MOSCOW, Nov. 3 (UPI) — The second onboard blast of unknown origin led to the sinking last year of the Russian nuclear submarine Kursk, a Russian official said Saturday.

"The investigators think that the submarine sank due to the second blast which took place 135 seconds after the first," Prosecutor General Vladimir Ustinov told a press conference.

The Kursk sank Aug. 12, 2000, during exercises in the Barents Sea under still unexplained circumstances. All 118 crew members were killed.

"We think that the first explosion was the explosion of a torpedo that detonated the entire set of weapons in the bow section of the sub," said Ustinov.

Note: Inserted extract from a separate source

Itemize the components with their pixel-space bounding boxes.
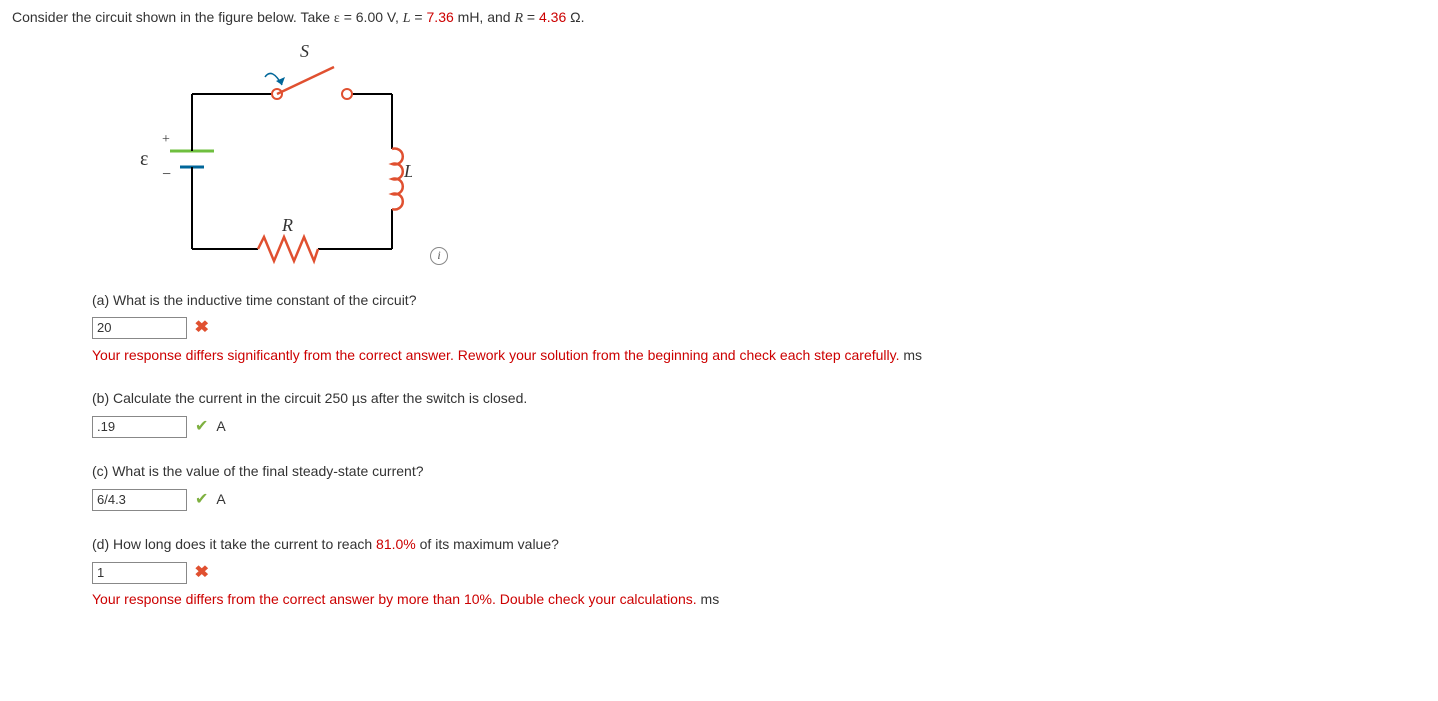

Earlier, Russia's governmental investigating commission put forward three different theories of the sub's disaster, including a collision with another underwater vessel or a World War II mine, as well as an emergency in the sub's torpedo bay that incited a series of blasts.

"This is not a final conclusion, but the visits to the sub and investigative work have convinced us once more that this theory could be right," he said.

Ustinov dismissed as groundless speculation suggesting the Kursk was hit by another submarine

"I don't know who's saying that, but I can tell you unequivocally: we do not have a single (investigation) report confirming that," Ustinov said.

Meanwhile, weapons experts were unloading the 17th of the sub's 22 Russian-made Granit cruise missiles, TV-6 television network reported.

The remaining five rockets, located in the second compartment, were likely to remain on board as the degree of devastation will not allow a routine withdrawal of the missiles, the network added.

According to TV-6, the investigators may decide to leave the five missiles as an emergency effort to retrieve them may not be safe.

The network quoted sources in the navy suggesting that the missiles could be withdrawn at a later stage in the Nerpa shipyard where the Kursk would be subsequently destroyed.

Investigators said Saturday that a total of 55 seamen's bodies have been retrieved since the beginning of the salvage operation. Forty-seven of those bodies have been identified.

Northern Fleet Military Prosecutor Vladimir Mulov told TV-6 Saturday that the search for the bodies of the seamen was completed from the 4th to the 9th compartments. Rescue workers are searching the third compartment.

The deadly blasts turned the Kursk's second and third compartments into heaps of rubble. The first compartment was sliced off and left on the sea floor during last month's effort to hoist the sub.

The fragments of the bow section will remain on the bottom of the Barents Sea until next year when the Russian navy plans to raise them.